The uname deal, as far as I know, is simply cosmetic and has no impact on how things work so it isn't worth it to patch coreutils as it may break a number of things throughout the system.
Originally I wanted to fix the uname problem of reporting -p -i as unknown to get rkhunter working correctly on my system. Fixing uname with the patched coreutils didn't help rkhunter at all.
I'm downgrading back to Pat's coreutils release...screw uname -p -i.
LocoMojo
Edit: Something just dawned on me. I wonder if I'm having this problem because I compiled the patched coreutils package with the new gcc package. Maybe it's gcc-3.4.5 that made head -1 obsolete...kinda makes sense, doesn't it?
Edit2: Just downgraded to the old gcc version (3.3.6) and then compiled and installed the patched coreutils package. Still no go, same problem as above so now I know for sure that it is the patch that is the culprit somehow.
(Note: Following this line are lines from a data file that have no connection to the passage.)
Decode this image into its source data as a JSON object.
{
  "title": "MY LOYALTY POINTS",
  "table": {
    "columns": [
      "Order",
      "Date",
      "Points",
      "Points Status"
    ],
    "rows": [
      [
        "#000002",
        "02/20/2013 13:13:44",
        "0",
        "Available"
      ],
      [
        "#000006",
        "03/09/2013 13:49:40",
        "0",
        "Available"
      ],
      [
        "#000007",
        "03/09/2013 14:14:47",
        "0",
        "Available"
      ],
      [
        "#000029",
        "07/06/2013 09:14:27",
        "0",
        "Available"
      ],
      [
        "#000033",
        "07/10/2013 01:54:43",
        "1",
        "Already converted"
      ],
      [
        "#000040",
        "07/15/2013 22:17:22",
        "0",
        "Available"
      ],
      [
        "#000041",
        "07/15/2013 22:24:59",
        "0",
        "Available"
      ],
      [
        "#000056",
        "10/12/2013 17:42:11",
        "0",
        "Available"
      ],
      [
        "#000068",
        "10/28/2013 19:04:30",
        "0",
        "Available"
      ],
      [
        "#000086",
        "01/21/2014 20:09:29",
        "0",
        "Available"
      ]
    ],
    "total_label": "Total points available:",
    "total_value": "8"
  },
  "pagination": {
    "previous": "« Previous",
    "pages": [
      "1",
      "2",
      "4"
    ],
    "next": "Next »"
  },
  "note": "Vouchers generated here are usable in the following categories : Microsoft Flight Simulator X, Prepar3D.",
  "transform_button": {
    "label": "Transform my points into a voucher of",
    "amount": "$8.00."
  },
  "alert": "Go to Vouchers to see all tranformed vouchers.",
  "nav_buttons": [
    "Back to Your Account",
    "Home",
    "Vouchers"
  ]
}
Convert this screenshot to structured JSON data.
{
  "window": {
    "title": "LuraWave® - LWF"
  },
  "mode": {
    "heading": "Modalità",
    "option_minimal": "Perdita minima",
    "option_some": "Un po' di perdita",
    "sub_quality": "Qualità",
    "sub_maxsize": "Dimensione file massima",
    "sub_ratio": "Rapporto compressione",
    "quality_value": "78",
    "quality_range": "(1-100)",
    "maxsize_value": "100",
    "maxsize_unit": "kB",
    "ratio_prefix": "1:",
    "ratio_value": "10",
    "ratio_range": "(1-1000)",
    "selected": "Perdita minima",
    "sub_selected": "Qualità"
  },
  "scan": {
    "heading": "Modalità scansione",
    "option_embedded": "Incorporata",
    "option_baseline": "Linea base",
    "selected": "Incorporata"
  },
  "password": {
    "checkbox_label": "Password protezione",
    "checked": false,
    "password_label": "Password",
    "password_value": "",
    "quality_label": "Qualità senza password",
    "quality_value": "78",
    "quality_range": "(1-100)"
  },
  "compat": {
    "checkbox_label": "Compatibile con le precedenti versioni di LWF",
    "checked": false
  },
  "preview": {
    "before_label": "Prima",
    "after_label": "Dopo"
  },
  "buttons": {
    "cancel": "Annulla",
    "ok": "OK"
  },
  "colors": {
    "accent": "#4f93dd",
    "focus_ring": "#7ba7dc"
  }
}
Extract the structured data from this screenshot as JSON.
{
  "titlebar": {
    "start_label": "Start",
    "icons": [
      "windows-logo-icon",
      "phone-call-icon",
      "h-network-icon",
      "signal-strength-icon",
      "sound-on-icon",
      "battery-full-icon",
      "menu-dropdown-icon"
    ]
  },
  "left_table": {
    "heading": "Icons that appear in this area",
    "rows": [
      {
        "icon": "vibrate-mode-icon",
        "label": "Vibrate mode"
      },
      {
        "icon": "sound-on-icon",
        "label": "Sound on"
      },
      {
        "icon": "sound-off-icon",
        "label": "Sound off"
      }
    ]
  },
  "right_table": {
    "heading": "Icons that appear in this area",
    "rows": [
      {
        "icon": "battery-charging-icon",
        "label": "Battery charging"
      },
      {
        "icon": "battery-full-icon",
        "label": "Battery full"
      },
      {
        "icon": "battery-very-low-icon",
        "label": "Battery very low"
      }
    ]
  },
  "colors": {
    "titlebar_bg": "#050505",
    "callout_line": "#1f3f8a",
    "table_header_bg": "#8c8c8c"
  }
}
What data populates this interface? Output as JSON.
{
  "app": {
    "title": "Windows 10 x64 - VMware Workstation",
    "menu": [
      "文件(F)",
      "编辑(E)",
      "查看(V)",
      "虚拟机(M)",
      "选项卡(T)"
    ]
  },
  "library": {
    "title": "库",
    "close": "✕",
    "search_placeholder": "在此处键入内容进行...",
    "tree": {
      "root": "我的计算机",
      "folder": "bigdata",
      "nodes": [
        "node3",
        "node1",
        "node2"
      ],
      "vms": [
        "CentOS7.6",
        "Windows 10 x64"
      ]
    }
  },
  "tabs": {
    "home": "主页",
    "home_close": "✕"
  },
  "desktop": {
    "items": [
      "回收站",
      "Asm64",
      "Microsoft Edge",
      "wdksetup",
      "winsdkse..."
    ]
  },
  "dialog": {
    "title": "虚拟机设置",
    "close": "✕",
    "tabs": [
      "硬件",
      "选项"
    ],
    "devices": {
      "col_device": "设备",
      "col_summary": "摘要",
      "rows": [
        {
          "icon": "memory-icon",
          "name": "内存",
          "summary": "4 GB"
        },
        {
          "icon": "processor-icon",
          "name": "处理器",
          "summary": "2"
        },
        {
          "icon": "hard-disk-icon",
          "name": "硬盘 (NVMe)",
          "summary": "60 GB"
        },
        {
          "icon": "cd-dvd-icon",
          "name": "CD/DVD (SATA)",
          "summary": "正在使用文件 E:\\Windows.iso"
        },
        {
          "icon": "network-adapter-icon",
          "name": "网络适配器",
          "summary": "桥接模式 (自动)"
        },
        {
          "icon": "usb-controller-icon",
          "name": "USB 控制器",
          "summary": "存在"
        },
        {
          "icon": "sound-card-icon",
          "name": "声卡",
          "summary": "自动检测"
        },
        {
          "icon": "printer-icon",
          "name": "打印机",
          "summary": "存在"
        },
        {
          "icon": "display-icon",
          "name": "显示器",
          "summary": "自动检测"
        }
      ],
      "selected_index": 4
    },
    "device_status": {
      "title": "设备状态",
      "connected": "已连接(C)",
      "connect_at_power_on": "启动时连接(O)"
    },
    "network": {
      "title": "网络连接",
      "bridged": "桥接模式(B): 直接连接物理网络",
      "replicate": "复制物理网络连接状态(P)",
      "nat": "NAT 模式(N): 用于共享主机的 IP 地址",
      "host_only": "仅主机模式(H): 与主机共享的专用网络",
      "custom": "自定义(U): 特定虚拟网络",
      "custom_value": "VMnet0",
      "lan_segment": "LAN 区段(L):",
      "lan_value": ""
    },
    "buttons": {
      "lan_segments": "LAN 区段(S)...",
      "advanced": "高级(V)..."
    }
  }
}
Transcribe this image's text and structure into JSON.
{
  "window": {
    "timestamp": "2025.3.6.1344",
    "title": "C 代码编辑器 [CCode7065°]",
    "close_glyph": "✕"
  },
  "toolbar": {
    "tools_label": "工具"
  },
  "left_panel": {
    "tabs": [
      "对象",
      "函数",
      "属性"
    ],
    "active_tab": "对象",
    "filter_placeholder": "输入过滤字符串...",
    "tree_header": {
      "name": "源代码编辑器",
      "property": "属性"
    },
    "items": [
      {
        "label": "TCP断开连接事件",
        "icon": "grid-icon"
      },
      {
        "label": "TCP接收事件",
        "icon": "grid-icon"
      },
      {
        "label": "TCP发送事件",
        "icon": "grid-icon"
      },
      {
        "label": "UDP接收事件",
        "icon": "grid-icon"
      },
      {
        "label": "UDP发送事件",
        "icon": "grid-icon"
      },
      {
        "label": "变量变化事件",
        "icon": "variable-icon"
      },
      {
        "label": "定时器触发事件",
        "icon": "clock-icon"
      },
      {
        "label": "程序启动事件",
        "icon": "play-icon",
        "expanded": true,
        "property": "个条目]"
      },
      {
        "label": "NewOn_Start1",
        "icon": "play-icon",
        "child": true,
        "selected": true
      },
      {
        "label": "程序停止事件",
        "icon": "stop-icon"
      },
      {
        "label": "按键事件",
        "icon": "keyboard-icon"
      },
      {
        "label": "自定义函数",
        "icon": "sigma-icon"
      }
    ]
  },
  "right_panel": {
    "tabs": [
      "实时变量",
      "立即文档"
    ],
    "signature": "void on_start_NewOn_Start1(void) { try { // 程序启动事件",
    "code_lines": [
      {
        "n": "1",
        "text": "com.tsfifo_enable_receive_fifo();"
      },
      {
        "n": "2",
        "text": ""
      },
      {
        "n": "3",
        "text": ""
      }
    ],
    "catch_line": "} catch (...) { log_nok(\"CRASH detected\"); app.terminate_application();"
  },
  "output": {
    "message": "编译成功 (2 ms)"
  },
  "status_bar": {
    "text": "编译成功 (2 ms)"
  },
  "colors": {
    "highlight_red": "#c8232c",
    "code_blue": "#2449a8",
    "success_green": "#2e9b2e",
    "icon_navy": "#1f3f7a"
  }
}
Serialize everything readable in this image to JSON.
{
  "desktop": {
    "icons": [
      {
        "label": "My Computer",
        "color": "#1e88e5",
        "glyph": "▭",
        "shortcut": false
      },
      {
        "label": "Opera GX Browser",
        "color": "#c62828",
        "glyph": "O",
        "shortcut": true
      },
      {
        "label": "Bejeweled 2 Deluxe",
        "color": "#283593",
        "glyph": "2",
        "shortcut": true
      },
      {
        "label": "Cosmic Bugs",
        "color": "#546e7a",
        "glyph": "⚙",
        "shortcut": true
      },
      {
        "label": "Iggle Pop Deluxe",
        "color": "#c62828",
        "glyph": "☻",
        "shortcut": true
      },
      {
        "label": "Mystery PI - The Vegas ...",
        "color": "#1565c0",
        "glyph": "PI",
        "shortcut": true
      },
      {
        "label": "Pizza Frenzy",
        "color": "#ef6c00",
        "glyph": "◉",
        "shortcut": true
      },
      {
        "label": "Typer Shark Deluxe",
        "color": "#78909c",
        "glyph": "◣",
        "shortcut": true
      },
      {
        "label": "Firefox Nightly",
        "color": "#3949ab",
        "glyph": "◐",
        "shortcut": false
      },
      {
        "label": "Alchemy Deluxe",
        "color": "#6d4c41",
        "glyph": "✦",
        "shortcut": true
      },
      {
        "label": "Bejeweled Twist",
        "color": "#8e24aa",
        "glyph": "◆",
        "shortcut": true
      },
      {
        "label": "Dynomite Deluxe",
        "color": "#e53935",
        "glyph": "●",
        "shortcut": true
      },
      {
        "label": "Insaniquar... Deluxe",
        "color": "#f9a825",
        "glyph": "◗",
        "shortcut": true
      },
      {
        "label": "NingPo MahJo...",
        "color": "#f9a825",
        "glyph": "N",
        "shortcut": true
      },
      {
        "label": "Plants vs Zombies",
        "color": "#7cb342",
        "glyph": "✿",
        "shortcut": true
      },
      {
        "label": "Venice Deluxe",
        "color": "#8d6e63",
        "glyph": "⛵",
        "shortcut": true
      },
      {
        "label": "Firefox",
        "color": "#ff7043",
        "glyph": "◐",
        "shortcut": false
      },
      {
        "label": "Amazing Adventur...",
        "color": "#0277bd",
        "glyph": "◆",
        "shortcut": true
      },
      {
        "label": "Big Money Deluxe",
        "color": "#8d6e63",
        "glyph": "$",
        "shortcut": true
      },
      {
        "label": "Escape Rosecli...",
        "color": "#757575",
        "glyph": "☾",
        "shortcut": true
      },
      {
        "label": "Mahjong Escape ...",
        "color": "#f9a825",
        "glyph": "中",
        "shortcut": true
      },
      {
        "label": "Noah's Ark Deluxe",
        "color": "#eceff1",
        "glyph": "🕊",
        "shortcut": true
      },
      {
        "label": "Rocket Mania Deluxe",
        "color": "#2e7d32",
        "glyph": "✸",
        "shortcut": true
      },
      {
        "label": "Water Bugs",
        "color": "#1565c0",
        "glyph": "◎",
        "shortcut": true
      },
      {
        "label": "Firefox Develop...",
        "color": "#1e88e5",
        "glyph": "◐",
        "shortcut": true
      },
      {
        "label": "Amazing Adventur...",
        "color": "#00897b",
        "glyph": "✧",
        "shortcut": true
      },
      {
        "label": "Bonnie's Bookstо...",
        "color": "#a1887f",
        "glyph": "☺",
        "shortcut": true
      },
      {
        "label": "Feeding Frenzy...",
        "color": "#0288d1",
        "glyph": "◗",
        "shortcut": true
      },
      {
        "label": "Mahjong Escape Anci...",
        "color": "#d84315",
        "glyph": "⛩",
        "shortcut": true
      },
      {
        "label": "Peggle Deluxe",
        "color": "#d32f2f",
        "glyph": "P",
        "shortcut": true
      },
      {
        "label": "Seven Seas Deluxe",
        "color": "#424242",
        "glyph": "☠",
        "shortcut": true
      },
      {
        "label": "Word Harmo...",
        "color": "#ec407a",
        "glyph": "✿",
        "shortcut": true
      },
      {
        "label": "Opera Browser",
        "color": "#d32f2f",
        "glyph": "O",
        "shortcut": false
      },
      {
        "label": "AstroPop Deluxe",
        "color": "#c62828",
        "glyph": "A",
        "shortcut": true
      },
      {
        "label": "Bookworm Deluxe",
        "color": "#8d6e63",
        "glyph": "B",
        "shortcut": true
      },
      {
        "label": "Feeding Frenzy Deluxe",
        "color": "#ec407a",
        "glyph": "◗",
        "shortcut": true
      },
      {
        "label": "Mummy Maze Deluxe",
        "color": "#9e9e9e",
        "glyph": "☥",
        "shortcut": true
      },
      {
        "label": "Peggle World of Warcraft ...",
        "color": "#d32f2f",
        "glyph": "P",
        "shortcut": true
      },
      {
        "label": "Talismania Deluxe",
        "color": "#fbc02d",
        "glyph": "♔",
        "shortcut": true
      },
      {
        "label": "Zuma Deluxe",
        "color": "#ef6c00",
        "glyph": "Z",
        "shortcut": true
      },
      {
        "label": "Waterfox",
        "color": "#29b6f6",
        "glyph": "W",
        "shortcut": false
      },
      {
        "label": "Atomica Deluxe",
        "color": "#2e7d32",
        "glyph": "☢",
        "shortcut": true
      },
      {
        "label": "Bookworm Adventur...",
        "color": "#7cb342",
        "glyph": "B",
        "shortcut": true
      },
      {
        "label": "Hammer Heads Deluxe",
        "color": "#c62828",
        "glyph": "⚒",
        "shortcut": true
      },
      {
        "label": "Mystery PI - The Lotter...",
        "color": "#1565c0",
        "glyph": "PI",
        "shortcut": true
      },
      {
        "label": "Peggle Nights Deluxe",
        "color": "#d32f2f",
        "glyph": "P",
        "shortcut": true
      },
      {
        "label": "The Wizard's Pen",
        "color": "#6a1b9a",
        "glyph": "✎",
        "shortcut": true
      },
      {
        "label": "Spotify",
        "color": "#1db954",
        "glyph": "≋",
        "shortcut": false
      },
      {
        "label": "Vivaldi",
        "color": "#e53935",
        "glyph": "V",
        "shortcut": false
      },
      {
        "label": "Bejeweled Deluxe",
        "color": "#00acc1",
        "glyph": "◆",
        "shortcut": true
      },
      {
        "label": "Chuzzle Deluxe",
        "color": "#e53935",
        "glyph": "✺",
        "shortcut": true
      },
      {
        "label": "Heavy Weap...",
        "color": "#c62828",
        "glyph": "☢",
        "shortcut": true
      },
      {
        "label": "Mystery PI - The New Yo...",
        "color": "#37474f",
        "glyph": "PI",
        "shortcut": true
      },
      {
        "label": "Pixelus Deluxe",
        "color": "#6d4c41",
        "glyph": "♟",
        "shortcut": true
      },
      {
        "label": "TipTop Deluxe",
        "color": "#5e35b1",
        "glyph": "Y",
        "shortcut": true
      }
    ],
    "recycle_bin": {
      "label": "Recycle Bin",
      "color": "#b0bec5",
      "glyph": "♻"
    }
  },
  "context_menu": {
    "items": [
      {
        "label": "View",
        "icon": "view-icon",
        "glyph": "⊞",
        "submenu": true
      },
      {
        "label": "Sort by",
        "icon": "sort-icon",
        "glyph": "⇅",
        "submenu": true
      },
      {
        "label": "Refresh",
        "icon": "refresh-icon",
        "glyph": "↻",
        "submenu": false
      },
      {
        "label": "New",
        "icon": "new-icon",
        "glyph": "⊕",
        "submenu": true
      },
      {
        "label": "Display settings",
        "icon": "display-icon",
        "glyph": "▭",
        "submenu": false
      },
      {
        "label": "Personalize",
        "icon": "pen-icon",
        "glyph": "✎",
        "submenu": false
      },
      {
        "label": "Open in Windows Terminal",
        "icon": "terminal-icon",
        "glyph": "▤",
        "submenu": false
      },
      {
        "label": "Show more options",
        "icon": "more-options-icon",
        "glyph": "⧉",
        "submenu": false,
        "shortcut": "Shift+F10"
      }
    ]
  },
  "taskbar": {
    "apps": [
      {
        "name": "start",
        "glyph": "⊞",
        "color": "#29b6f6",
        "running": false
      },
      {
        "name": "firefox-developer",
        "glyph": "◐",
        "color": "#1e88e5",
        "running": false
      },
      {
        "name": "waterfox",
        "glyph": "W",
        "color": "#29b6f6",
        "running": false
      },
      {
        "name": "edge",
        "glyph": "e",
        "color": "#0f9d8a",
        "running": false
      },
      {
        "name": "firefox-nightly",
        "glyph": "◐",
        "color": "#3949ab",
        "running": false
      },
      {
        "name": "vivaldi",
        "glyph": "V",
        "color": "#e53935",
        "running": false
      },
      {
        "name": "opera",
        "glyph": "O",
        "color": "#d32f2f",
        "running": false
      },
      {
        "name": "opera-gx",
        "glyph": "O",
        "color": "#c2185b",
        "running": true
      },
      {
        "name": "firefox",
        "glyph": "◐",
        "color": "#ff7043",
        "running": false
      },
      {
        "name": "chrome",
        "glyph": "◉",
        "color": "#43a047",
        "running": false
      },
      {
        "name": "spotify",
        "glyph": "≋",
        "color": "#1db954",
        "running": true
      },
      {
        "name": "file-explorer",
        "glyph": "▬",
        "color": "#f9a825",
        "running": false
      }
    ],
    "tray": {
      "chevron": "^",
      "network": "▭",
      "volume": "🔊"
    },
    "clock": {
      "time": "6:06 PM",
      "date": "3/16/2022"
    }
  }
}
Actually, the problem with these error messages is the fact that a newer glibc version is now present on current Slackware systems. The Slackware coreutils were built with glibc 2.3.2 (for Slackware 10.0) and never re-compiled for newer Slackware releases.
I have a patched Slackware 10.2 package for coreutils uploaded here.
It has a patched uname, my output looks like this:
Quote:
$ uname -a
Linux icculus 2.6.13 #1 Sat Sep 3 21:11:20 PDT 2005 i686 athlon-4 i386 GNU/Linux
and it has properly working versions of head tail etc...
Actually, the problem with these error messages is the fact that a newer glibc version is now present on current Slackware systems. The Slackware coreutils were built with glibc 2.3.2 (for Slackware 10.0) and never re-compiled for newer Slackware releases.
I have a patched Slackware 10.2 package for coreutils uploaded here.
It has a patched uname, my output looks like this:
and it has properly working versions of head tail etc...
Eric
That did the trick, thanks! Is it safe to assume that this patched coreutils package won't have any effect on anything else?
Can you tell me though, what's the difference between uname -m and uname -i (machine hardware name vs. hardware platform)?
My uname is reporting:
Quote:
Linux slack 2.6.14.4 #1 Sun Dec 18 17:58:58 EST 2005 i686 pentium4 i386 GNU/Linux
When I compile stuff without any compiler flags, is it, by default, optimized for i386 or i686?
I have a patched Slackware 10.2 package for coreutils uploaded here.
Eric, I downloaded the patch and the unknowns went bye-bye. Ya done good---thank you!
Will we have to download this patch with the next Slack release or will the coreutils programs be compiled in that release against the correct version of glibc?
If the next release will be compiled properly, will upgradepkg still work against your patched version or will we have to remember to uninstall your patched version before updating Slack to the next release?